Derin Asu Aldinç
Bora Karademir.
Dördüncü şüpheli.
Diğerlerinin aksine umursamaz, eğlenceye düşkün ve bunun kimseyi rahatsız edip etmemesi önemsiz. Lale hakkında bu kadar detaylı konuşan ilk kişi ve sözleri hayranlık dolu. Henüz tanıdığı birine basit bir şeymişçesine hap uzatan bir adamın, hayranlık duyduğu genç bir kızı kandıramayacağı ne malumdu? Ondan faydalanmak istemeyeceğinin garantisi var mıydı?
Böyle umursamaz bir adam için birinin onun yüzünden canına kıyabilme ihtimali önemli olur muydu?
Bora, şu an için Çağdaş Karademir'den sonra ki en şüpheli isimdi. Çoğu zaman kafamda bu iki isim yer değiştiriyor olsa da, babasından duyduğum rahatsızlık daha fazlaydı.
Lale, güne sağlıklı bir kahvaltı ile başlayan, yediği her şeyin içinde neler olduğuna dikkat eden biriydi. Tükettiğimiz yanlış besinlerin yavaş yavaş bizi öldürebileceğini söylerdi. Haklılığını kabul ederek, onun aksine tüm bunları önemsemezdim.
Yine de ölen oydu ve yaşayan bendim.
Ekmek seçimini bile titizlikle yapan birinin uyuşturucu kullanmasını elbette beklemiyordum. Tabii sağlıklı yaşamı bu denli önemseyen birini bir gün bilekleri kesik bir şekilde bulmayı da beklemezdi insan. Bu yüzden beklentilerin ve ön sezilerin her zaman için bize doğruyu gösterdiği söylenemezdi. İki isim zirveyi korusa da Karademir'lerin her biri hala şüpheliydi.

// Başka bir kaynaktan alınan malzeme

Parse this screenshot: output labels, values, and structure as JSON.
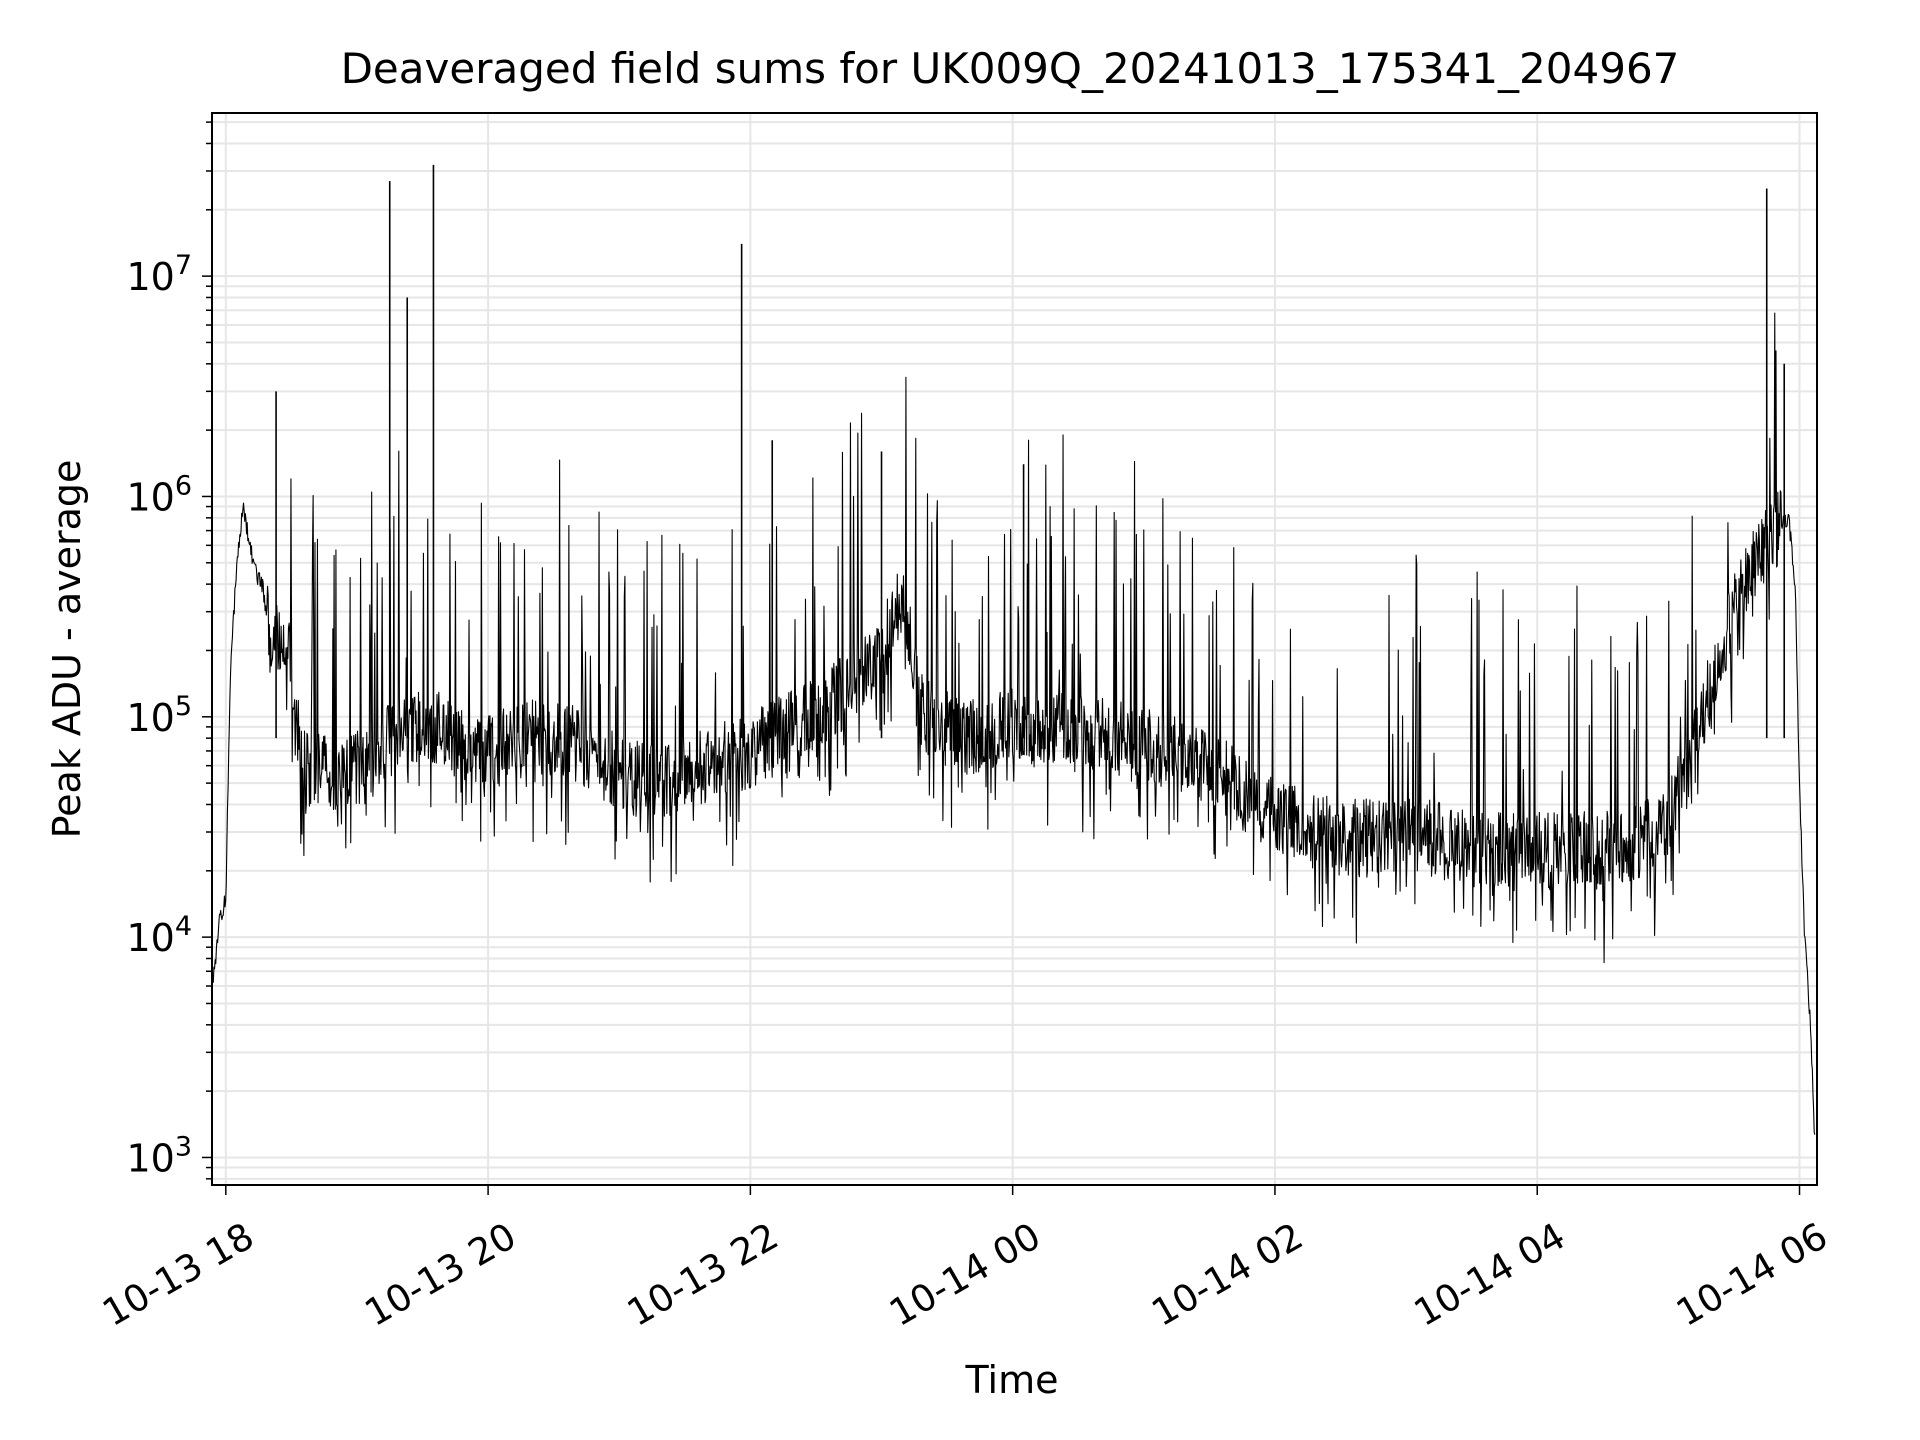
{
  "chart_data": {
    "type": "line",
    "title": "Deaveraged field sums for UK009Q_20241013_175341_204967",
    "xlabel": "Time",
    "ylabel": "Peak ADU - average",
    "yscale": "log",
    "grid": true,
    "legend": "none",
    "xlim": [
      "2024-10-13T17:53:41",
      "2024-10-14T06:08:00"
    ],
    "ylim": [
      750,
      55000000
    ],
    "x_ticks": [
      {
        "value": "2024-10-13T18:00",
        "label": "10-13 18"
      },
      {
        "value": "2024-10-13T20:00",
        "label": "10-13 20"
      },
      {
        "value": "2024-10-13T22:00",
        "label": "10-13 22"
      },
      {
        "value": "2024-10-14T00:00",
        "label": "10-14 00"
      },
      {
        "value": "2024-10-14T02:00",
        "label": "10-14 02"
      },
      {
        "value": "2024-10-14T04:00",
        "label": "10-14 04"
      },
      {
        "value": "2024-10-14T06:00",
        "label": "10-14 06"
      }
    ],
    "y_ticks": [
      {
        "value": 1000,
        "base": "10",
        "exp": "3"
      },
      {
        "value": 10000,
        "base": "10",
        "exp": "4"
      },
      {
        "value": 100000,
        "base": "10",
        "exp": "5"
      },
      {
        "value": 1000000,
        "base": "10",
        "exp": "6"
      },
      {
        "value": 10000000,
        "base": "10",
        "exp": "7"
      }
    ],
    "line_color": "#000000",
    "grid_color": "#e6e6e6",
    "series": [
      {
        "x": [
          "2024-10-13T17:54",
          "2024-10-13T17:57",
          "2024-10-13T18:00",
          "2024-10-13T18:02",
          "2024-10-13T18:05",
          "2024-10-13T18:08",
          "2024-10-13T18:11",
          "2024-10-13T18:14",
          "2024-10-13T18:17",
          "2024-10-13T18:20",
          "2024-10-13T18:25",
          "2024-10-13T18:30",
          "2024-10-13T18:35",
          "2024-10-13T18:40",
          "2024-10-13T18:45",
          "2024-10-13T18:50",
          "2024-10-13T19:00",
          "2024-10-13T19:10",
          "2024-10-13T19:20",
          "2024-10-13T19:35",
          "2024-10-13T19:50",
          "2024-10-13T20:00",
          "2024-10-13T20:20",
          "2024-10-13T20:40",
          "2024-10-13T21:00",
          "2024-10-13T21:20",
          "2024-10-13T21:40",
          "2024-10-13T22:00",
          "2024-10-13T22:20",
          "2024-10-13T22:40",
          "2024-10-13T23:00",
          "2024-10-13T23:10",
          "2024-10-13T23:20",
          "2024-10-13T23:40",
          "2024-10-14T00:00",
          "2024-10-14T00:30",
          "2024-10-14T01:00",
          "2024-10-14T01:30",
          "2024-10-14T02:00",
          "2024-10-14T02:30",
          "2024-10-14T03:00",
          "2024-10-14T03:30",
          "2024-10-14T04:00",
          "2024-10-14T04:30",
          "2024-10-14T04:50",
          "2024-10-14T05:00",
          "2024-10-14T05:10",
          "2024-10-14T05:20",
          "2024-10-14T05:30",
          "2024-10-14T05:40",
          "2024-10-14T05:50",
          "2024-10-14T05:55",
          "2024-10-14T05:58",
          "2024-10-14T06:00",
          "2024-10-14T06:02",
          "2024-10-14T06:05",
          "2024-10-14T06:07"
        ],
        "y": [
          6000,
          12000,
          15000,
          150000,
          500000,
          900000,
          600000,
          450000,
          380000,
          250000,
          200000,
          180000,
          60000,
          55000,
          60000,
          55000,
          58000,
          70000,
          85000,
          90000,
          75000,
          70000,
          80000,
          75000,
          55000,
          50000,
          60000,
          70000,
          90000,
          120000,
          200000,
          350000,
          100000,
          80000,
          90000,
          85000,
          75000,
          60000,
          35000,
          28000,
          30000,
          25000,
          25000,
          25000,
          28000,
          35000,
          60000,
          150000,
          300000,
          500000,
          700000,
          800000,
          400000,
          50000,
          12000,
          4000,
          1200
        ]
      }
    ],
    "spikes": [
      {
        "x": "2024-10-13T18:23",
        "y": 3000000
      },
      {
        "x": "2024-10-13T19:15",
        "y": 27000000
      },
      {
        "x": "2024-10-13T19:23",
        "y": 8000000
      },
      {
        "x": "2024-10-13T19:35",
        "y": 32000000
      },
      {
        "x": "2024-10-13T21:56",
        "y": 14000000
      },
      {
        "x": "2024-10-13T22:10",
        "y": 1800000
      },
      {
        "x": "2024-10-13T23:00",
        "y": 1600000
      },
      {
        "x": "2024-10-14T00:05",
        "y": 1400000
      },
      {
        "x": "2024-10-14T05:45",
        "y": 25000000
      },
      {
        "x": "2024-10-14T05:53",
        "y": 4000000
      }
    ]
  }
}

Gece yarısını geçeli çok olmuştu ve Gökçe huzurlu bir uykudaydı. Her nedense bugün Mert dışında Karademir erkekleri evde değildi. Bu yokluk sorgulanabilirdi fakat daha iyisi faydalanmaktı. Odanın dışı da içi kadar karanlık ve sessizdi, çalışanların ve diğerlerinin uyuduğuna emindim. Kontrol etmeye Emir'in odasından başladım. Yakalanma korkusundan uzakta müthiş bir rahatlık hissiyatıylaydım. Odanın içine attığım adımlar hiç yabancı değildi. Düzenli yatak ve masada önemsenecek bir şey yoktu. Gardırop müthiş bir düzen içindeydi, gözden bir şey kaçırmak imkansızdı. Kazaklar ve pantolonlar kusursuzca katlanmıştı, asılı gömlek ve ceketler de aynı şekildeydi. Çekmecelerde de yalnızca kravatlar ve iç çamaşırları vardı. Bu odanın bir aidiyeti yoktu, Emir'e ait kişisel hiçbir şey yoktu.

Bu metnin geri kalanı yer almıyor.